Ron Paul reacts to
Rick Santorum being the GOP's flavor du jour (Steve Marcus/Reuters)
Rick Santorum:
“Ron Paul says he’s going to eliminate five departments. Ron Paul passed one bill in 20 years. What give you the idea that he can eliminate anything? I mean, he has absolutely no track record of building any kind of coalition to get anything done anywhere,” Santorum said. “I understand the appeal that Ron Paul has: it’s simple, it’s short—but there’s no track record there.”
That's a decent argument to make against Ron Paul ... but it might be better coming from a guy who actually won his last election. And it certainly would be better coming from someone who—unlike Rick Santorum—wasn't thoroughly trounced the last time he appeared on a ballot. Santorum lost by nearly 20 points 2006, garnering just 41% of the vote. I guess he could describe that as building a coalition ... a losing one.
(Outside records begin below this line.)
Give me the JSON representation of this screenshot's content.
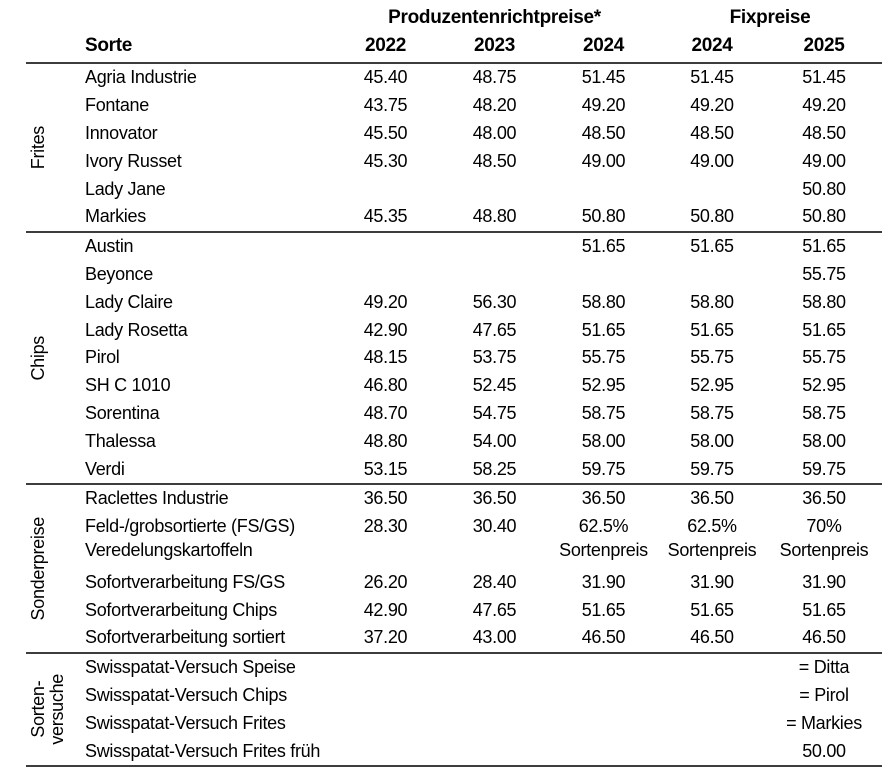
{
  "table": {
    "column_groups": [
      {
        "label": "Produzentenrichtpreise*",
        "span": 3
      },
      {
        "label": "Fixpreise",
        "span": 2
      }
    ],
    "sorte_header": "Sorte",
    "year_headers": [
      "2022",
      "2023",
      "2024",
      "2024",
      "2025"
    ],
    "sections": [
      {
        "category": "Frites",
        "rows": [
          {
            "sorte": "Agria Industrie",
            "values": [
              "45.40",
              "48.75",
              "51.45",
              "51.45",
              "51.45"
            ]
          },
          {
            "sorte": "Fontane",
            "values": [
              "43.75",
              "48.20",
              "49.20",
              "49.20",
              "49.20"
            ]
          },
          {
            "sorte": "Innovator",
            "values": [
              "45.50",
              "48.00",
              "48.50",
              "48.50",
              "48.50"
            ]
          },
          {
            "sorte": "Ivory Russet",
            "values": [
              "45.30",
              "48.50",
              "49.00",
              "49.00",
              "49.00"
            ]
          },
          {
            "sorte": "Lady Jane",
            "values": [
              "",
              "",
              "",
              "",
              "50.80"
            ]
          },
          {
            "sorte": "Markies",
            "values": [
              "45.35",
              "48.80",
              "50.80",
              "50.80",
              "50.80"
            ]
          }
        ]
      },
      {
        "category": "Chips",
        "rows": [
          {
            "sorte": "Austin",
            "values": [
              "",
              "",
              "51.65",
              "51.65",
              "51.65"
            ]
          },
          {
            "sorte": "Beyonce",
            "values": [
              "",
              "",
              "",
              "",
              "55.75"
            ]
          },
          {
            "sorte": "Lady Claire",
            "values": [
              "49.20",
              "56.30",
              "58.80",
              "58.80",
              "58.80"
            ]
          },
          {
            "sorte": "Lady Rosetta",
            "values": [
              "42.90",
              "47.65",
              "51.65",
              "51.65",
              "51.65"
            ]
          },
          {
            "sorte": "Pirol",
            "values": [
              "48.15",
              "53.75",
              "55.75",
              "55.75",
              "55.75"
            ]
          },
          {
            "sorte": "SH C 1010",
            "values": [
              "46.80",
              "52.45",
              "52.95",
              "52.95",
              "52.95"
            ]
          },
          {
            "sorte": "Sorentina",
            "values": [
              "48.70",
              "54.75",
              "58.75",
              "58.75",
              "58.75"
            ]
          },
          {
            "sorte": "Thalessa",
            "values": [
              "48.80",
              "54.00",
              "58.00",
              "58.00",
              "58.00"
            ]
          },
          {
            "sorte": "Verdi",
            "values": [
              "53.15",
              "58.25",
              "59.75",
              "59.75",
              "59.75"
            ]
          }
        ]
      },
      {
        "category": "Sonderpreise",
        "rows": [
          {
            "sorte": "Raclettes Industrie",
            "values": [
              "36.50",
              "36.50",
              "36.50",
              "36.50",
              "36.50"
            ]
          },
          {
            "sorte": "Feld-/grobsortierte (FS/GS)\nVeredelungskartoffeln",
            "multiline": true,
            "values": [
              "28.30",
              "30.40",
              "62.5%\nSortenpreis",
              "62.5%\nSortenpreis",
              "70%\nSortenpreis"
            ]
          },
          {
            "sorte": "Sofortverarbeitung FS/GS",
            "values": [
              "26.20",
              "28.40",
              "31.90",
              "31.90",
              "31.90"
            ]
          },
          {
            "sorte": "Sofortverarbeitung Chips",
            "values": [
              "42.90",
              "47.65",
              "51.65",
              "51.65",
              "51.65"
            ]
          },
          {
            "sorte": "Sofortverarbeitung sortiert",
            "values": [
              "37.20",
              "43.00",
              "46.50",
              "46.50",
              "46.50"
            ]
          }
        ]
      },
      {
        "category": "Sorten-\nversuche",
        "rows": [
          {
            "sorte": "Swisspatat-Versuch Speise",
            "values": [
              "",
              "",
              "",
              "",
              "= Ditta"
            ]
          },
          {
            "sorte": "Swisspatat-Versuch Chips",
            "values": [
              "",
              "",
              "",
              "",
              "= Pirol"
            ]
          },
          {
            "sorte": "Swisspatat-Versuch Frites",
            "values": [
              "",
              "",
              "",
              "",
              "= Markies"
            ]
          },
          {
            "sorte": "Swisspatat-Versuch Frites früh",
            "values": [
              "",
              "",
              "",
              "",
              "50.00"
            ]
          }
        ]
      }
    ]
  }
}
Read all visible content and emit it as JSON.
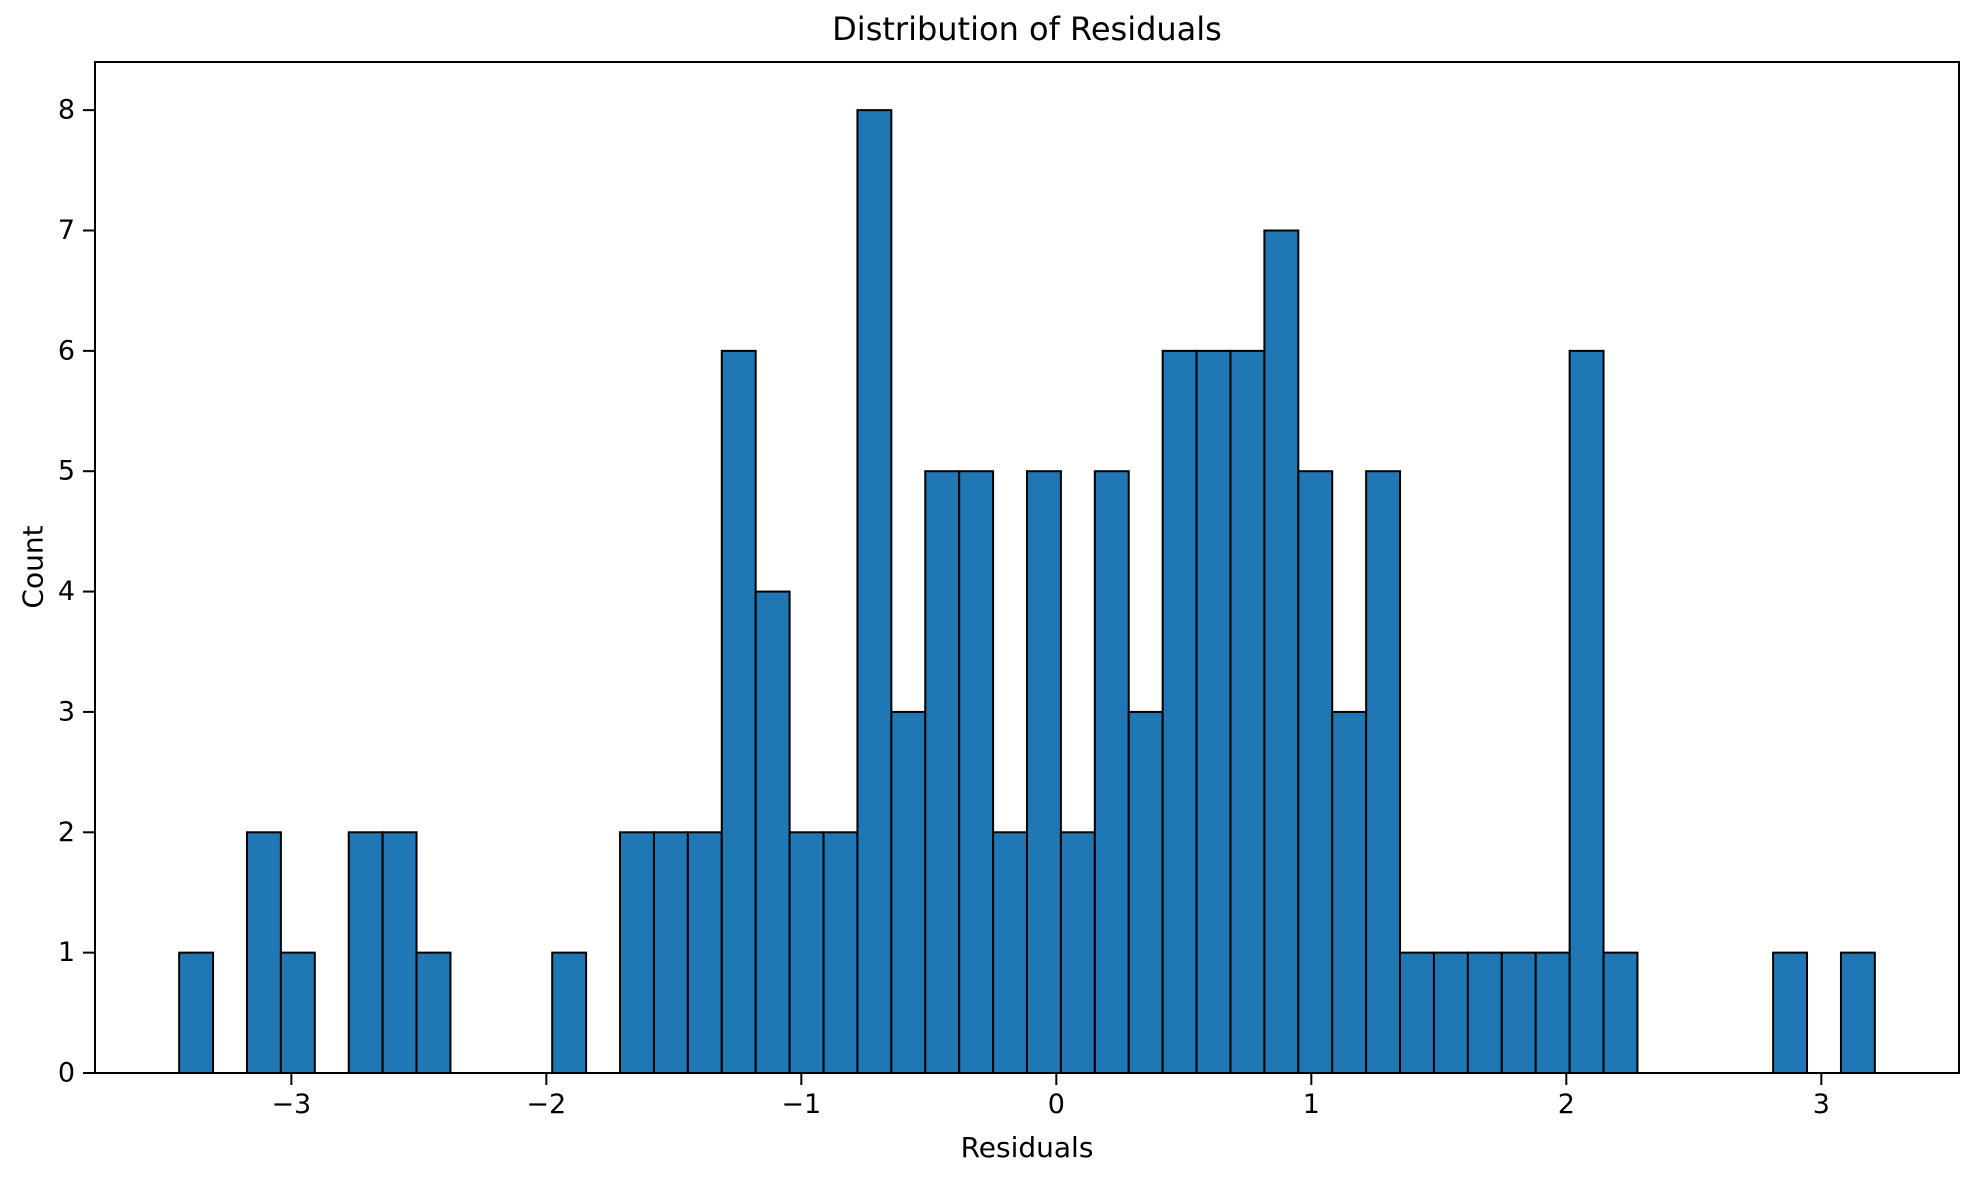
{
  "chart_data": {
    "type": "bar",
    "subtype": "histogram",
    "title": "Distribution of Residuals",
    "xlabel": "Residuals",
    "ylabel": "Count",
    "bin_start": -3.44,
    "bin_width": 0.133,
    "bin_count": 50,
    "counts": [
      1,
      0,
      2,
      1,
      0,
      2,
      2,
      1,
      0,
      0,
      0,
      1,
      0,
      2,
      2,
      2,
      6,
      4,
      2,
      2,
      8,
      3,
      5,
      5,
      2,
      5,
      2,
      5,
      3,
      6,
      6,
      6,
      7,
      5,
      3,
      5,
      1,
      1,
      1,
      1,
      1,
      6,
      1,
      0,
      0,
      0,
      0,
      1,
      0,
      1
    ],
    "xlim": [
      -3.77,
      3.54
    ],
    "ylim": [
      0,
      8.4
    ],
    "xticks": [
      {
        "value": -3,
        "label": "−3"
      },
      {
        "value": -2,
        "label": "−2"
      },
      {
        "value": -1,
        "label": "−1"
      },
      {
        "value": 0,
        "label": "0"
      },
      {
        "value": 1,
        "label": "1"
      },
      {
        "value": 2,
        "label": "2"
      },
      {
        "value": 3,
        "label": "3"
      }
    ],
    "yticks": [
      {
        "value": 0,
        "label": "0"
      },
      {
        "value": 1,
        "label": "1"
      },
      {
        "value": 2,
        "label": "2"
      },
      {
        "value": 3,
        "label": "3"
      },
      {
        "value": 4,
        "label": "4"
      },
      {
        "value": 5,
        "label": "5"
      },
      {
        "value": 6,
        "label": "6"
      },
      {
        "value": 7,
        "label": "7"
      },
      {
        "value": 8,
        "label": "8"
      }
    ],
    "grid": false,
    "legend_position": "none",
    "bar_color": "#1f77b4",
    "bar_edge_color": "#000000",
    "axis_color": "#000000"
  }
}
It's a great illustration of just how pathetic the Republican Party has become: a defeated former U.S. Senator is vying to overtake an ineffective backbencher as the Republican Party's hottest candidate. Meanwhile, Mitt Romney marches to the right, desperate for support from a Republican base that can't stop falling in love with the Rick Santorums and Newt Gingriches and Rick Perrys of the world. It's clear that most of the GOP base doesn't really want Mitt Romney ... but at the end of the day, he very well could be the only option that they have.
Fortunately for President Obama, to become that option Romney has needed to transform himself from the moderate governor of Massachusetts to an inauthentic fire breathing conservative. That might be closer to what the GOP base finds acceptable, but it's the last thing most Americans want.